Jika vonis telah dijatuhkan, maka harus segera dilaksanakan
dan tidak boleh dikurangi atau bahkan dibatalkan (al-Maliki, Nizham
al-‘Uqubat, 1990). Pelaksanaan hukuman yang dijatuhkan itu harus
dilakukan secepatnya, tanpa jeda waktu lama setelah dijatuhkan
vonis. Hukuman hendaknya disaksikan masyarakat seperti dalam had
zina (QS. an-Nur [24]: 2). Sehingga masyarakat paham bahwa itu
merupakan sanksi atas kejatahan tersebut dan merasa ngeri. Maka,
setiap orang akan berpikir ribuan kali untuk melakukan kejahatan
serupa.
Keempat, merekrut aparat penegak hukum yang bertakwa.

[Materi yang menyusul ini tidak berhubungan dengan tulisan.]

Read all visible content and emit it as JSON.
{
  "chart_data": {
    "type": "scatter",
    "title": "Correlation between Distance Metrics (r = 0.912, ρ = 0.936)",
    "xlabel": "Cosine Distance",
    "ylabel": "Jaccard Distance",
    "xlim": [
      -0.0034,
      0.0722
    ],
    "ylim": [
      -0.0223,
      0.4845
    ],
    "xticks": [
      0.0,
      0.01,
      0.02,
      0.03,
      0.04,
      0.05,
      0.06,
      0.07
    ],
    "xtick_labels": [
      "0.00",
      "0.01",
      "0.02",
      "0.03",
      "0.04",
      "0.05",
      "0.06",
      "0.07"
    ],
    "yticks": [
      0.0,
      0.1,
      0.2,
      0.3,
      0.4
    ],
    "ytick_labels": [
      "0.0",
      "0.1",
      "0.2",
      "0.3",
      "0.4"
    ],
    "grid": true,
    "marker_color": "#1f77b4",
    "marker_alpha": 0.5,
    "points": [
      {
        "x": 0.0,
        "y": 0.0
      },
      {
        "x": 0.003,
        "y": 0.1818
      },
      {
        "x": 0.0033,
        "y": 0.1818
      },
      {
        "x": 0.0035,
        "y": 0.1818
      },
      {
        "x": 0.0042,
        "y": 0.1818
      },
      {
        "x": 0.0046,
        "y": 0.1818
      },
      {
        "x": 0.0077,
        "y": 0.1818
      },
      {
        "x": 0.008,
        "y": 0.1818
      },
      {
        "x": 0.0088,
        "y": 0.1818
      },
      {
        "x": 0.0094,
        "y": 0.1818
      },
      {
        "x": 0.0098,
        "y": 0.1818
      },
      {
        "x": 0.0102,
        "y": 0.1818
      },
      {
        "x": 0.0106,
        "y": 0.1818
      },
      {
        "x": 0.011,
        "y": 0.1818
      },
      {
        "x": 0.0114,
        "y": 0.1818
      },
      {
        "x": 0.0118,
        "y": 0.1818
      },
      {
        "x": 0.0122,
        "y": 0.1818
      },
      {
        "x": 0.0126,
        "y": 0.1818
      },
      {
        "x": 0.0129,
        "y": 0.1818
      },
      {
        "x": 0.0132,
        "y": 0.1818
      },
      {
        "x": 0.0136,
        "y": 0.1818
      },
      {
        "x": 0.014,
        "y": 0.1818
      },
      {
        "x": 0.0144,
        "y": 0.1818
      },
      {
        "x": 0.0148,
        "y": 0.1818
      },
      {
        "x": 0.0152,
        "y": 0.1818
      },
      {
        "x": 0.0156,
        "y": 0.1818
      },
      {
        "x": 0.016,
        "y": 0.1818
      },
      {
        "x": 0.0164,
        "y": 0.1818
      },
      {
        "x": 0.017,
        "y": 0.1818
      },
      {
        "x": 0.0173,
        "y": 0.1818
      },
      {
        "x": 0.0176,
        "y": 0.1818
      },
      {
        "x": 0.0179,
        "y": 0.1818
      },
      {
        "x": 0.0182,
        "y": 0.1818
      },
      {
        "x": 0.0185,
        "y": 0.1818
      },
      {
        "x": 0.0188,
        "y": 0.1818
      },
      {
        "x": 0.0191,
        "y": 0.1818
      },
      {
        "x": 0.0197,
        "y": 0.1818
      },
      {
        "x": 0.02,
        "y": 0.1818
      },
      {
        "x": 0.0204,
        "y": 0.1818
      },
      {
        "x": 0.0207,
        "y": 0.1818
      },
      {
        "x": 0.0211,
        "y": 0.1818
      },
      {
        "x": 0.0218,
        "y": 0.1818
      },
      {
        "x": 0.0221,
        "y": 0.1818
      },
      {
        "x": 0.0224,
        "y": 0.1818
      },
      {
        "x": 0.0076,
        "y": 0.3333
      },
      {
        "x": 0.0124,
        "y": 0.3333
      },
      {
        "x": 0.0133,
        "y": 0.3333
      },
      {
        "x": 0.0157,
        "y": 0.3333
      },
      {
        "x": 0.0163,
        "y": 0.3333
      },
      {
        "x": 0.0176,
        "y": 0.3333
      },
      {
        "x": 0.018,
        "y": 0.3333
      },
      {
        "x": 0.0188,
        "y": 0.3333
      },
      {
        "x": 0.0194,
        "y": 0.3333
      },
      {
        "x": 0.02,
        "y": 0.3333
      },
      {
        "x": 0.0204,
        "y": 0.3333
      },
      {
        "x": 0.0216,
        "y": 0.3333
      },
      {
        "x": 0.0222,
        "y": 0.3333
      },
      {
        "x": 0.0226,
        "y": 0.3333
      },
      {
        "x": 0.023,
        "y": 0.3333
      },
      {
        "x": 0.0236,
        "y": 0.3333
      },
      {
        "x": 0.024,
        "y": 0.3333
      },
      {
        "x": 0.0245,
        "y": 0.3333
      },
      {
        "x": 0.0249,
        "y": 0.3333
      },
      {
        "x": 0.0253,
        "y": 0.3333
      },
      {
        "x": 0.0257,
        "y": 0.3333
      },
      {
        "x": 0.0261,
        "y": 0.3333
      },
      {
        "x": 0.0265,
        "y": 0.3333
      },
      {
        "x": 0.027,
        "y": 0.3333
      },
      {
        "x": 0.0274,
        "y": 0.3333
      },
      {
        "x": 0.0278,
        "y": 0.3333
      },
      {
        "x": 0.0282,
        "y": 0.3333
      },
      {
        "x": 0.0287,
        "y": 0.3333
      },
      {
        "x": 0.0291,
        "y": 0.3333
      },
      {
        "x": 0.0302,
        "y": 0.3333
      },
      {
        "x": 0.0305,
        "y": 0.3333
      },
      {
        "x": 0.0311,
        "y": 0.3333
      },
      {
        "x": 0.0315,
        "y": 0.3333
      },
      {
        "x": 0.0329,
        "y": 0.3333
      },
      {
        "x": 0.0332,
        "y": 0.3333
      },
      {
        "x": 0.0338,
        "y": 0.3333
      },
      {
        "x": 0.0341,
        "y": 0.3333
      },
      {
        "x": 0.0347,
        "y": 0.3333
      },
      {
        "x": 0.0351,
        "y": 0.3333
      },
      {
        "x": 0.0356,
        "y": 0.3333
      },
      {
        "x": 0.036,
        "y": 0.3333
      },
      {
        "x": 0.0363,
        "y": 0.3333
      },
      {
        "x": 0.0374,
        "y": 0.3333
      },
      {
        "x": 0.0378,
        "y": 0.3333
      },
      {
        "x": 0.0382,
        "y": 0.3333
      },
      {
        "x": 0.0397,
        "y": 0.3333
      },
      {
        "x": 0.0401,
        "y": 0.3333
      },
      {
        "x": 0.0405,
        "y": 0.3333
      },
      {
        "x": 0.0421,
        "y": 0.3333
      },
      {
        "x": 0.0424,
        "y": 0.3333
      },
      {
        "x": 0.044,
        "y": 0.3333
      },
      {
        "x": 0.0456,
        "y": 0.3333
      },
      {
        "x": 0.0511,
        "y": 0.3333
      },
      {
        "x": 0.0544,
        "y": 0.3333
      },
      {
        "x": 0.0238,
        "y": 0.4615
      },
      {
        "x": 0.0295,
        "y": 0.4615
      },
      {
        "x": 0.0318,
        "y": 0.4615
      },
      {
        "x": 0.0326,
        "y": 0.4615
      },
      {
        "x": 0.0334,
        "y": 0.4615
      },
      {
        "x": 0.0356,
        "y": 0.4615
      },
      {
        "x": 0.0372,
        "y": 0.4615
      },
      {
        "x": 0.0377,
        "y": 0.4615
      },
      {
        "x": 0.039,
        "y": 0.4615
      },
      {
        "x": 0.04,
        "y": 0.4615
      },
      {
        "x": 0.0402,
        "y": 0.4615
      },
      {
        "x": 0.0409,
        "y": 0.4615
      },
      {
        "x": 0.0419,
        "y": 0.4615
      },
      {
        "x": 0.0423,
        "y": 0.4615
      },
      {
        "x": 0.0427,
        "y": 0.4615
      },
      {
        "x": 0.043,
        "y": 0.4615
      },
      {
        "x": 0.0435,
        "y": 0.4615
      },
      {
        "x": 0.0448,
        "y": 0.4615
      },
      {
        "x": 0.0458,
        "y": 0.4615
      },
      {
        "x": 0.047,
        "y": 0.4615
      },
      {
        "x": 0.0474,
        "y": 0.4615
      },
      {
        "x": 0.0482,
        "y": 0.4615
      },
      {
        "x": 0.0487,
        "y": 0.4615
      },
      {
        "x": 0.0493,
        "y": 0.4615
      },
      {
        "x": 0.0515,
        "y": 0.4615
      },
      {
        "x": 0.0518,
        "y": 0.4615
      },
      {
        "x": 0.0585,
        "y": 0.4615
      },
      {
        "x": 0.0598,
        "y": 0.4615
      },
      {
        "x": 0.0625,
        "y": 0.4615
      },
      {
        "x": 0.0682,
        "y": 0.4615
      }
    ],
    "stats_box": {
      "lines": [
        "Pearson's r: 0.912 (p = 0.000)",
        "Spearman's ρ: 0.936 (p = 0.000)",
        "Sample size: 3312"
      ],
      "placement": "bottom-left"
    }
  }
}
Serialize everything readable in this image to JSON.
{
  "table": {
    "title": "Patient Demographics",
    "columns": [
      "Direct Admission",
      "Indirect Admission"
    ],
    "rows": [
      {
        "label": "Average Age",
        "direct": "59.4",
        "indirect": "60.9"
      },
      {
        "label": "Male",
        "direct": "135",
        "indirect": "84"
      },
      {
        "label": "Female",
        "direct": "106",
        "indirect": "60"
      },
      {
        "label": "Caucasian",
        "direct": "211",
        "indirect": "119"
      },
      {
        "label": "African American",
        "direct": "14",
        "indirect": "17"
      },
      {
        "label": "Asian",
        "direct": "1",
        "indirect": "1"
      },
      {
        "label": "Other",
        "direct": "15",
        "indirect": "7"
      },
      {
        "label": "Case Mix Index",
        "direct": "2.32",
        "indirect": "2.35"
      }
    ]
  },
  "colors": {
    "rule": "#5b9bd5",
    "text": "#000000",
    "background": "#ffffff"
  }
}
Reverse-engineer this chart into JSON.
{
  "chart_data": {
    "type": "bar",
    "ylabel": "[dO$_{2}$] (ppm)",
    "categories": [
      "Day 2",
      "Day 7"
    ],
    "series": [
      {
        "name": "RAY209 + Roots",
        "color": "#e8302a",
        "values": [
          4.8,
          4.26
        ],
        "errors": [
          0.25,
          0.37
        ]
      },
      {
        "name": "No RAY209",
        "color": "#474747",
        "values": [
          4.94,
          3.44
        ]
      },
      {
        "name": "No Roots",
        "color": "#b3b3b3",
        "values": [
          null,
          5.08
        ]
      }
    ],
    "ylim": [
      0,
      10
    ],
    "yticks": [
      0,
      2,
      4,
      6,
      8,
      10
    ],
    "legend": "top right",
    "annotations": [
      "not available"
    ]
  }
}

Dengan sistem hukum pidana Islam yang tegas, yang bersumber dari
Allah swt, serta aparat penegak hukum yang bertakwa, hukum tidak

akan mudah diperjual-belikan. Mafia peradilan –yang marak terjadi
dalam peradilan sekular saat ini– kemungkinan kecil terjadi dalam
sistem pidana Islam. Ini karena dalam menjalankan sistem pidana
Islam, aparat penegak hukum yang bertakwa menyadari, bahwa
mereka sedang menegakkan hukum Allah, yang akan mendatangkan
pahala jika mereka amanah dan akan mendatangkan dosa jika
menyimpang atau berkhianat.
Selain itu, dalam sistem pidana Islam, hakim yang curang
dalam menjatuhkan hukuman, atau menerima suap dalam mengadili,
misalnya, diancam hukuman yang berat. Dalam sebuah riwayat
dinyatakan: “Seorang hakim (Qadhi), jika memakan hadiah berarti dia
telah memakan suht (haram), dan jika menerima suap berarti dia
telah terjerumus dalam tindakan kufur.” (HR. An-Nasa’i 5571).
Demikianlah solusi komprehensif yang dimiliki Islam dalam
menyelesaikan kasus peredaran narkoba yang semakin menggila.